In the reading room, all readers and learners form a social body that breathes, thinks and dreams. You meet people you really wanted to see again and often enough those you actually wanted to avoid. You usually spend far too long chatting at the photocopier, the coffee machine or the lending desk - and come up with the best ideas in the process.

Order, close to madness

In his text quoted above, Foucault counts libraries among the so-called "other spaces", the "counter-places". He calls these places "heterotopias", "actually realized utopias". Libraries are characterized as heterotopias by the fact that, according to Foucault, "time is incessantly accumulated and piled up in them". Like the cinema or the theater, libraries also juxtapose different, actually incompatible spaces in a single place.

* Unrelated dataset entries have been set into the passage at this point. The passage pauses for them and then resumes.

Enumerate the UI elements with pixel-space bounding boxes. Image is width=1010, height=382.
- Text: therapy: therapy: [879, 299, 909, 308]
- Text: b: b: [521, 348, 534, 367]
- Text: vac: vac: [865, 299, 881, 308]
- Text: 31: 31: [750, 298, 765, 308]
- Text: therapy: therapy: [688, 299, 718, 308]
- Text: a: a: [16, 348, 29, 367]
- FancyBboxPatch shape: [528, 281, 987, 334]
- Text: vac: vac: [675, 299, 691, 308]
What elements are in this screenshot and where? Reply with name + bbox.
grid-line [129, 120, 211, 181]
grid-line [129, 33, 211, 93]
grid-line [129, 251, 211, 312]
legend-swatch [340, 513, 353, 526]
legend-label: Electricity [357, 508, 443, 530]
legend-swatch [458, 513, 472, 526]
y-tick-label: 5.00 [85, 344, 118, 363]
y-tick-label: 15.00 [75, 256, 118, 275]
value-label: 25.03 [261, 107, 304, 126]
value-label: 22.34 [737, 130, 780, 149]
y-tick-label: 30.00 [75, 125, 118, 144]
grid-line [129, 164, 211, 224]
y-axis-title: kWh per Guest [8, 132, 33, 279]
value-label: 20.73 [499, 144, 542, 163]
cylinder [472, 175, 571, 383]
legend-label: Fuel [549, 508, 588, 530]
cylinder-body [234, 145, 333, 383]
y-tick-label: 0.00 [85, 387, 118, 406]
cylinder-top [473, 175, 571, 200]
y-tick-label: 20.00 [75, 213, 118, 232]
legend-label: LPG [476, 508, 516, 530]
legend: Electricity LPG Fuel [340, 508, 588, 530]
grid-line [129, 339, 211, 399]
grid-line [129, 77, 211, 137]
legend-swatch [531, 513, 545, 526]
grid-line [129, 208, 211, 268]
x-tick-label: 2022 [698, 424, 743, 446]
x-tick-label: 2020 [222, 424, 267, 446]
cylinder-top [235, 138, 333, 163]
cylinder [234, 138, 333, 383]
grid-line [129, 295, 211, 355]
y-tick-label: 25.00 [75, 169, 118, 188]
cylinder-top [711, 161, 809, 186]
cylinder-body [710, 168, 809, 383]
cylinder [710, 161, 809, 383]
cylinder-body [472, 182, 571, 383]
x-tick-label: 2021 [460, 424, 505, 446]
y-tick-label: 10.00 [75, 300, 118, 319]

That borders on madness. And the fact that all order "especially in these areas is nothing but a state of suspension over the abyss", as Walter Benjamin writes in "I unpack my library", has long since become a literary topos. Architecture is called upon to find a suitable form for this state of limbo.

»'Mr. Librarian,' I exclaim, 'you must not leave me without telling me the secret of how you find your way through this [...] madhouse of books«Robert Musil: The Man without Qualities

As imperfect as the order of the holdings may be, the use of manual media in a concrete architectural space will always have an indispensable advantage over purely digital spaces: The arrangement shows me the contexts and does not send me on a nightmarishly endless flowing wave from hyperlink to hyperlink.